Nazi War Diggers, which was also pulled from its schedule by Foxtel in Australia in 2015, consists of four one-hour episodes during which the excavation team traces, exposes, and recovers the remains of Russian and German soldiers killed in action. In addition, hundreds of Second World War artefacts are gathered.
National Geographic’s decision followed a vigorous campaign by many archaeologists and military historians, who said that the films were distasteful, and portrayed a lack of respect for those who died in combat situations.
A trailer video on National Geographic’s website contained footage of human remains being pulled from a grave in Latvia – a scene that, according to the director of the Centre for Battlefield Archaeology at Glasgow University, “comes across as ghoulish”. Dr Tony Pollard was one of the eminent archaeologists who campaigned for the series to be scrapped.
ClearStory says that the excavated remains and the military memorabilia are passed to the relevant authorities for safe keeping, and so that the remains of the dead soldiers can be ‘buried with honour’.
The company claims that it was in close contact with the Latvian War Museum during filming for the series, but the Museum has apparently denied that it supported the making of the programme.
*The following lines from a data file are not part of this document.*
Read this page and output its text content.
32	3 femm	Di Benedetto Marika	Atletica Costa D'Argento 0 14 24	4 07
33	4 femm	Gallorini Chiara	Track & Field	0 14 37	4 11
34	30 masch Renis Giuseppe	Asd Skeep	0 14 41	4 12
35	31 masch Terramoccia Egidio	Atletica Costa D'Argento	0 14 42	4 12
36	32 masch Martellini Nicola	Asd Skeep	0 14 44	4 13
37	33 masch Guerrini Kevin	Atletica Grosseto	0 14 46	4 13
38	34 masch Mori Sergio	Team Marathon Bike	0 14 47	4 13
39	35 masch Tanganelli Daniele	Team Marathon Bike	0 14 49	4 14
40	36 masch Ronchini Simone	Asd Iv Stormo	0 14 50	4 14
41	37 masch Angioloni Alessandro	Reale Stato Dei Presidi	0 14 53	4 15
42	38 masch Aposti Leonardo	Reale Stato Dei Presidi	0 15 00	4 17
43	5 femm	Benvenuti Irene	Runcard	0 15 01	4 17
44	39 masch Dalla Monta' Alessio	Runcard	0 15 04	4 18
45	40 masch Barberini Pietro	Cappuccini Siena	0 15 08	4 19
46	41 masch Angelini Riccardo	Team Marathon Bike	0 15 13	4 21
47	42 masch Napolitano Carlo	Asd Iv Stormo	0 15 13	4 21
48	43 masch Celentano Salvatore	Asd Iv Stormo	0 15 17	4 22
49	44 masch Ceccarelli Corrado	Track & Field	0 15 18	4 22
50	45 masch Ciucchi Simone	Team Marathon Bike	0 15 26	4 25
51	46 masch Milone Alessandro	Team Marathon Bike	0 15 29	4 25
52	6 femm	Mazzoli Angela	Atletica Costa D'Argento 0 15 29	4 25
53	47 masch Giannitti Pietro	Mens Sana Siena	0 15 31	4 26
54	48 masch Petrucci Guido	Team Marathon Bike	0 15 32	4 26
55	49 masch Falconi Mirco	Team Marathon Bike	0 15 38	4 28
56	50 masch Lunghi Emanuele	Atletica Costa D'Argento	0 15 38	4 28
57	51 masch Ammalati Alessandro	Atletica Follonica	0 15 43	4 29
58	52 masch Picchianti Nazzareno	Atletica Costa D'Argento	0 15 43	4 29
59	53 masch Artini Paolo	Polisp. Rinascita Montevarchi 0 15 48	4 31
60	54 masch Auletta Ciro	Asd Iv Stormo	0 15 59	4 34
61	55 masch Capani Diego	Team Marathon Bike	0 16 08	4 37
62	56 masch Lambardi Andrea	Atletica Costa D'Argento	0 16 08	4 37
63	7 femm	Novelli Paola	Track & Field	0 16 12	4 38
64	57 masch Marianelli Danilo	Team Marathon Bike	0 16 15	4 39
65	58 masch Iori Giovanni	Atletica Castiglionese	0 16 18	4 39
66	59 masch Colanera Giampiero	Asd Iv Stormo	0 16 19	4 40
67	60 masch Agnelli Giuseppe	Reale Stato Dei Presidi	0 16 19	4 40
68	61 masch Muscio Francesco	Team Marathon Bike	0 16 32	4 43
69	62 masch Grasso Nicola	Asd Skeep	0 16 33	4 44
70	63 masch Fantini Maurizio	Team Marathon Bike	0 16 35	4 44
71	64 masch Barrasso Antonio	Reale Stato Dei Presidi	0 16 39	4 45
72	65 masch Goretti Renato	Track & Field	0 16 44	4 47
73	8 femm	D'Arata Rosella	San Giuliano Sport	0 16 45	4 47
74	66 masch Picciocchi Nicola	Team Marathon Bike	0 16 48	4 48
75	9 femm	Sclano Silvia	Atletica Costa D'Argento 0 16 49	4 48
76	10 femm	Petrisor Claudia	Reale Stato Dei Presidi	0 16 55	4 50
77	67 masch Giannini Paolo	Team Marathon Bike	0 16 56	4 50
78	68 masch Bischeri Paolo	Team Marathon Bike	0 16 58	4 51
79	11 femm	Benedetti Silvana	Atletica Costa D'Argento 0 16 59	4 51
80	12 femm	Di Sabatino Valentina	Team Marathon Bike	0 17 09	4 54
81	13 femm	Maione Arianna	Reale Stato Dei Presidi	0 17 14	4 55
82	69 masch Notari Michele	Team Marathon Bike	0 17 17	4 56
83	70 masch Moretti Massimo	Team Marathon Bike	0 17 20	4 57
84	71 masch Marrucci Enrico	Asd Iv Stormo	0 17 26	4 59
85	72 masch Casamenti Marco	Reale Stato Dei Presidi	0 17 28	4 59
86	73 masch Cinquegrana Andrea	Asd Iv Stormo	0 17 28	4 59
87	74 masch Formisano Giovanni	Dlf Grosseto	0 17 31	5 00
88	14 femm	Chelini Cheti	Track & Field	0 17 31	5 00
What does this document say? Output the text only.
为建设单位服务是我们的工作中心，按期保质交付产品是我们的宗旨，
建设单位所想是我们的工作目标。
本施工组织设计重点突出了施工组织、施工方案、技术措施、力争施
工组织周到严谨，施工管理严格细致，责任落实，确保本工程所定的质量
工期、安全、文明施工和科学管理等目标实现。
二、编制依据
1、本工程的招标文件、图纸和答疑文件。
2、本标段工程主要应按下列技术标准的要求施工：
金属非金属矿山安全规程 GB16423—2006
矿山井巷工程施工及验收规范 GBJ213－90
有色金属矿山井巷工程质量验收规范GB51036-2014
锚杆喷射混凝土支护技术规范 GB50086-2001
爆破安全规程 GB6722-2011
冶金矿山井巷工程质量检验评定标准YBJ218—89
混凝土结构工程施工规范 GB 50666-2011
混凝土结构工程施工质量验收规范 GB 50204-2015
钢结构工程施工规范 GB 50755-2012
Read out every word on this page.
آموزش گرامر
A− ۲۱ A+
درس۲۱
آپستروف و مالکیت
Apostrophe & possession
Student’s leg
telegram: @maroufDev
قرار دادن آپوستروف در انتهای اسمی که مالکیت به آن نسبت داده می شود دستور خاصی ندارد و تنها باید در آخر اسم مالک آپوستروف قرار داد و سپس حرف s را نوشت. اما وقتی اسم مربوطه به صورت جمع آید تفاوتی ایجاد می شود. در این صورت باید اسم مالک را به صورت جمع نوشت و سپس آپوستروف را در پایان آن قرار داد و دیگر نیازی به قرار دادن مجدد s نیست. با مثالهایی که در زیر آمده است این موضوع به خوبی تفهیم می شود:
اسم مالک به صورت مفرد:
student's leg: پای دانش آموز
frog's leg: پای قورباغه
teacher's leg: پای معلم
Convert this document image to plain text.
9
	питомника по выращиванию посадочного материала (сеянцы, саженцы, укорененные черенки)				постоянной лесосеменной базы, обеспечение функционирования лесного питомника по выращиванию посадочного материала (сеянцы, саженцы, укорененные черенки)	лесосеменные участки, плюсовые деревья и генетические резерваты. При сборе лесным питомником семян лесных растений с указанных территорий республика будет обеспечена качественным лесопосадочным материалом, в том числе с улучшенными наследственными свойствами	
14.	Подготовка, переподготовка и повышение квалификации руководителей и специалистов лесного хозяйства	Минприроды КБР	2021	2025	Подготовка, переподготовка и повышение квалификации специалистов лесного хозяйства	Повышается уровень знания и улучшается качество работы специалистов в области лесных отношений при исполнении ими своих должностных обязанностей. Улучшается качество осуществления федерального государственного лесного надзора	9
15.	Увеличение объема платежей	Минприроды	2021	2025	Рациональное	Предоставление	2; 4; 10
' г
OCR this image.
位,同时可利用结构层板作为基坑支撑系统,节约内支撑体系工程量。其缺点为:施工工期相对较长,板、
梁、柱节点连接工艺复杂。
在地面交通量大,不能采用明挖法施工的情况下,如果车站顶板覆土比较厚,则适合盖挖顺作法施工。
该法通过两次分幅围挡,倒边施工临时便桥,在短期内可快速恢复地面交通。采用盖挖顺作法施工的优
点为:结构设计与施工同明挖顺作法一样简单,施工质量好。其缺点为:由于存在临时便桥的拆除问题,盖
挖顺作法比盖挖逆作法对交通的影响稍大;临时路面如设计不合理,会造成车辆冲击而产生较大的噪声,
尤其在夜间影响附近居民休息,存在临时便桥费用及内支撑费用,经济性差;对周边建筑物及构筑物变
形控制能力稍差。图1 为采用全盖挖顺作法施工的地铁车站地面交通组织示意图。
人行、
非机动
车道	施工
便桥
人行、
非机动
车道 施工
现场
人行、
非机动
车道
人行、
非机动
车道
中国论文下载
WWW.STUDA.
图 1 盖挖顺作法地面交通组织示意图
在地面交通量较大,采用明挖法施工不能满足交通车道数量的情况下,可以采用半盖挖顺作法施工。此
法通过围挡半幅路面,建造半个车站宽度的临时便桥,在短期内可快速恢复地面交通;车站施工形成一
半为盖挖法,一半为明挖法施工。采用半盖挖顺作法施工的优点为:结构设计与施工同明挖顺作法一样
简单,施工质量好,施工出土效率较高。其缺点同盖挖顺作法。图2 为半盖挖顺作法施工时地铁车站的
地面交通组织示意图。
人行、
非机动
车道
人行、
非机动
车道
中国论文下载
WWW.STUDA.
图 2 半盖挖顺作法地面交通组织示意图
The German War Graves Commission also expressed concerns about the way the programme was made.
Following National Geographic’s decision to abandon its proposed broadcast, the series went to air on the Discovery Channel in Poland when, according to ClearStory, its weekend viewing slot audience rose by 87%.
In a controversial move, the British Channel 5 TV company has decided to screen the series, now renamed ‘Battlefield Recovery’.
The first episode of Battlefield recovery has already been broadcasted by Channel 5 and they promote it as:
“WWII history series following a four-man team as they explore the war zones of the Eastern Front in an effort to excavate and preserve the forgotten battle relics, at the same time discovering the stories of fallen soldiers from their remains.”
Critics have slammed the decision, accusing the channel of endorsing grave-robbing. The archaeological world has also condemned the decision, with leading figures referring to a publicity photo of the excavation team with an unearthed human skeleton as ‘hugely distasteful’.